The USA fell back to their nostalgic ways when they elected Tom Watson as captain. The old school values and dictatorial non-communication style with this new breed of young players did not work. Those days are well and truly over. You have to be current. It was sad to see the players turn on Tom as he did the best he could the only way he knew how. Picking him as captain was the error.

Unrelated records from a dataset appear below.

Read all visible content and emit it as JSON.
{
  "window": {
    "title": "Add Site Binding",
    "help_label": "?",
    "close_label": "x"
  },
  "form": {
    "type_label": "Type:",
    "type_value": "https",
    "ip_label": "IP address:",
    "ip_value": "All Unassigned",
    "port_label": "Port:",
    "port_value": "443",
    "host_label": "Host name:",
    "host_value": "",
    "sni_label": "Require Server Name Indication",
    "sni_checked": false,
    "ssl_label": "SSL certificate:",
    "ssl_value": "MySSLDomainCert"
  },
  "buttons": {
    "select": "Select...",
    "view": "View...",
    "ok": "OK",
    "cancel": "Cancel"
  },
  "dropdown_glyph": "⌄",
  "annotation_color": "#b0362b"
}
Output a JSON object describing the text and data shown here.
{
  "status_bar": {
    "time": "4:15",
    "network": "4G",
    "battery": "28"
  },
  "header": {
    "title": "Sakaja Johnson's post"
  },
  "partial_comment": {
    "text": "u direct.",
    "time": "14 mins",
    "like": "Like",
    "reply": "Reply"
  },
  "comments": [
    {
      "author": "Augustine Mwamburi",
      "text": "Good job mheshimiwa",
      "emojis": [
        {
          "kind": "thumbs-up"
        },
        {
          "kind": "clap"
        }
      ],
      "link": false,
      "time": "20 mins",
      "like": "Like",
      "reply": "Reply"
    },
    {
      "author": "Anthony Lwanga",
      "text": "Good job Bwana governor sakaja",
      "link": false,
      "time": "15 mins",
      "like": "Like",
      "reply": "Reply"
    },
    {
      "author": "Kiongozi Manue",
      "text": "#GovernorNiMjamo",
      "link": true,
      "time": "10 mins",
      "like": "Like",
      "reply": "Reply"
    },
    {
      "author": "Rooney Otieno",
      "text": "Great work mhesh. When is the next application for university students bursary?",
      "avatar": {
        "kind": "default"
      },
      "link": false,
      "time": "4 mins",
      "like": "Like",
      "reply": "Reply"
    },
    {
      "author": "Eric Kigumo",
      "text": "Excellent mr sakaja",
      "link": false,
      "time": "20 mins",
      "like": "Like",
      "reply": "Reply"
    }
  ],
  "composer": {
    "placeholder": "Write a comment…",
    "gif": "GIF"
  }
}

Phil Mickelson & Tom Watson Press Conference at Gleneagles 2014

Enter McGinley, who took the role and approach of the captaincy to a whole new level. McGinley is probably the smartest golf professional I have met over the last 40 years associated with the Tour. He had the time, smarts, resources and desire to change the captaincy game. He picked the best minds in sport for the cause. His captaincy is now studied at Harvard and his approach has made him a much sought after motivational and business strategy speaker. Everything was planned and executed according to his plan. He made all the calls.

The story of the big picture of the monster waves bashing up against the Cliffs of Moher hanging in the locker room all week sticks in my mind. Nobody knew its purpose until Saturday night. He told his team – who had a big lead – that the Americans would come at them on Sunday morning like these huge waves, wave after wave, and that they must withstand the surge until around mid-day and if they did, we would win. He was spot on, once again.

Paul McGinley on his winning Leadership & Strategy

The challenge now for both sides going forward is to find captains like Langer, Azinger and McGinley. Very few of those eligible have the qualities or qualification needed to do this very specialized job. The Americans are now galvanised with this new group of young, fearless and “cool” players who have bonded. Europe will need to up its game, even on home soil, to beat them in Paris in September.

A final thank you to Tony and Seve for what you have done for the Ryder Cup that we all love and enjoy so much.